Hodge, Vanbebber to be honored with statues in Perry Wrestling Monument Park

It's not every city that can claim two legendary wrestlers who share a combined six NCAA titles, two Olympic medals, and Distinguished Member status at the National Wrestling Hall of Fame. Now Perry, Okla. will be honoring hometown mat heroes Dan Hodge and Jack Vanbebber each with a statue in the Perry Wrestling Monument Park, the Hall of Fame announced Tuesday.

The Stillwater, Okla. Hall posted this message on its Facebook page Tuesday: "Danny Hodge and Jack Vanbebber, who were inducted as Distinguished Members in the inaugural National Wrestling Hall of Fame & Museum class in 1976, are going to be immortalized with statues as part of the Perry Wrestling Monument Park in their hometown of Perry, Oklahoma ..."

In September, the Perry Wrestling Foundation unveiled a model of the new park, to be located in downtown Perry, on the north side of the town square, with the message, "If all goes well, we will have the grand opening in May 2016."

The statues of the two wrestlers are being crafted by Jim Franklin, whose sculptures are on display across Oklahoma. He has a studio on the square in Perry.

Current wrestling fans probably recognize the Dan Hodge name, as it graces the Hodge Trophy which is presented each year to the nation's top collegiate wrestler. Daniel Allen Hodge wrestled for Perry High School, where he won the 165-pound Oklahoma state title in 1951. After serving in the U.S. Navy, Hodge enrolled at the University of Oklahoma in Norman, where he compiled a perfect 46-0 record, claiming three Big Seven and NCAA titles at 177 pounds from 1955-57. He won 36 of those matches by pin, earning him the nicknames "Dangerous Dan" and "Homicide Hodge." In addition, Hodge earned a silver medal in freestyle at the 1956 Olympics in Melbourne, Australia. Furthermore, Hodge owns the distinction of being the only amateur wrestler to be featured on the cover of Sports Illustrated as an amateur wrestler (1957) in the more than 60-year history of the magazine. Hodge still resides in his hometown of Perry.

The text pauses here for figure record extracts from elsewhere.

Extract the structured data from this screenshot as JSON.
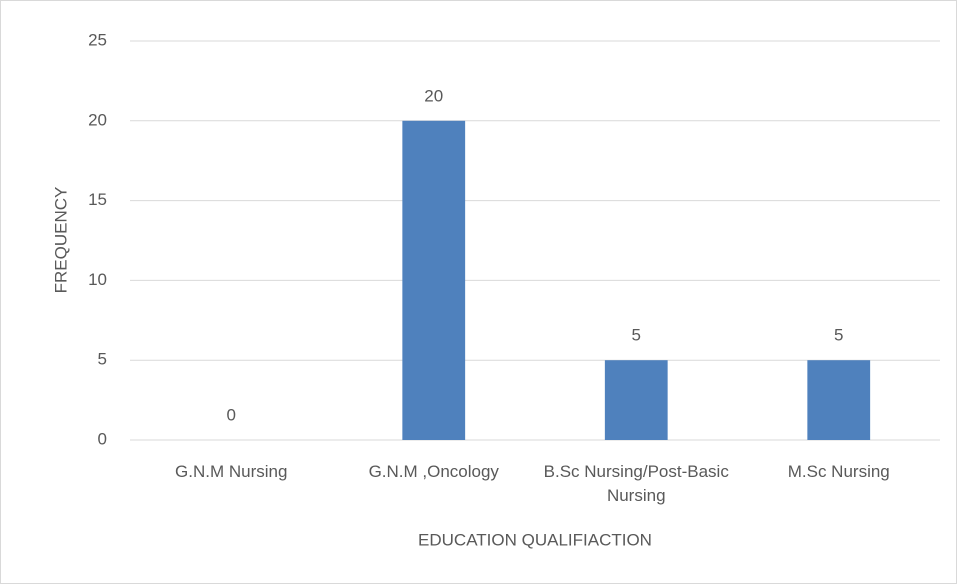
{
  "chart_data": {
    "type": "bar",
    "x_label": "EDUCATION QUALIFIACTION",
    "y_label": "FREQUENCY",
    "categories": [
      "G.N.M Nursing",
      "G.N.M ,Oncology",
      "B.Sc Nursing/Post-Basic Nursing",
      "M.Sc Nursing"
    ],
    "values": [
      0,
      20,
      5,
      5
    ],
    "color": "#4f81bd",
    "ylim": [
      0,
      25
    ],
    "yticks": [
      0,
      5,
      10,
      15,
      20,
      25
    ],
    "grid": true
  }
}
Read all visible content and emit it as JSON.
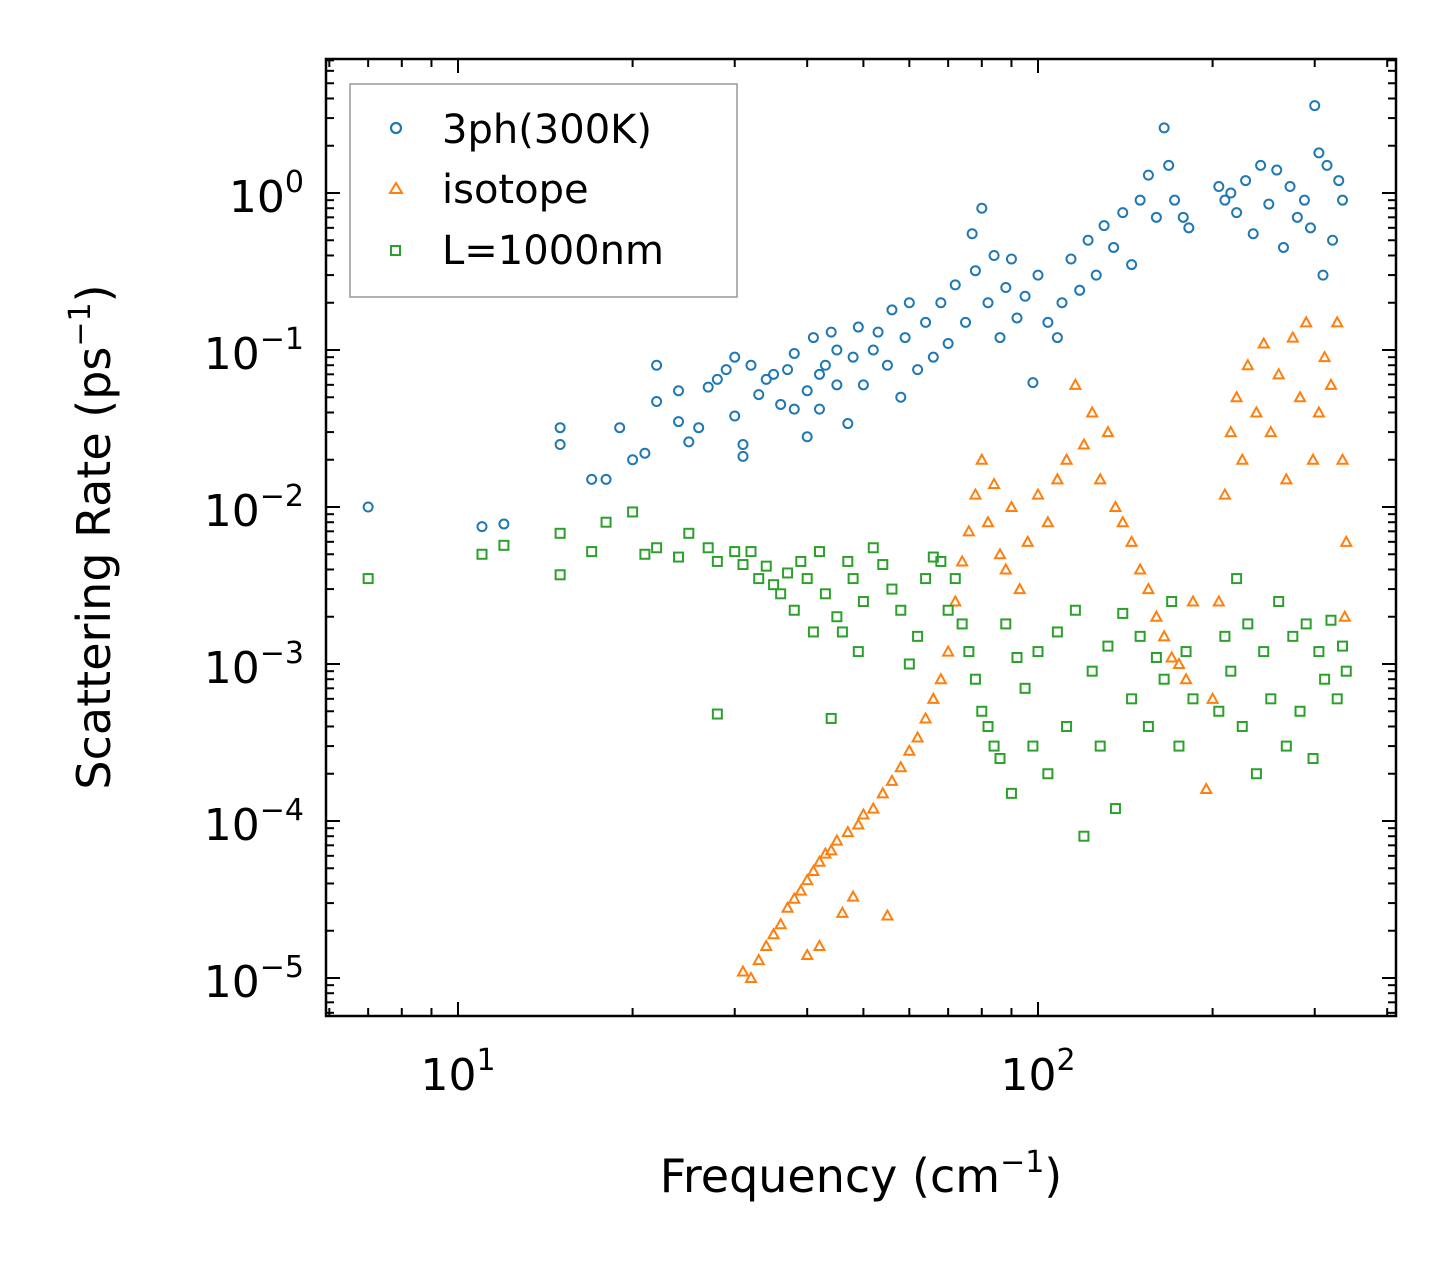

Jack Francis Vanbebber made his mark on the wrestling mat decades earlier. Despite having been run over by a wagon wheel at age 6 (causing serious injury to his chest), Vanbebber became a wrestler at Perry High, becoming an Oklahoma state champ ... then took his talent to Oklahoma State, competing for all-time great coach Ed Gallagher. Vanbebber put together a flawless 22-0 record, winning three NCAA championships in 1929-31 at 155 and 165 pounds. After graduation, Vanbebber headed west to Los Angeles to compete at the 1932 Olympics ... bringing home a gold medal in freestyle as a middleweight by defeating the defending world champion. After a long career in the oil industry, Vanbebber passed away in 1986 at age 78. His inspirational life is immortalized in the book "A Distant Flame."

Hodge and Vanbebber aren't the only native Oklahoma wrestlers to be honored in statue form. A few years ago, 1960 Olympic gold medalists and Oklahoma State mat greats Shelby Wilson and the late Doug Blubaugh were immortalized with statues at their high school in Ponca City, Okla. Wayne Baughman, Olympian and 1962 NCAA champ for the Oklahoma Sooners, displayed his chiseled physique for a U.S. Air Force Monument installed in the mid-1960s in downtown Oklahoma City.

Individuals wishing to offer financial support to the effort to honor Hodge and Vanbebber in statue form may make a tax-deductible donation, made out to the Perry Wrestling Foundation, and mailed to P.O. Box 55, Perry, OK 73077.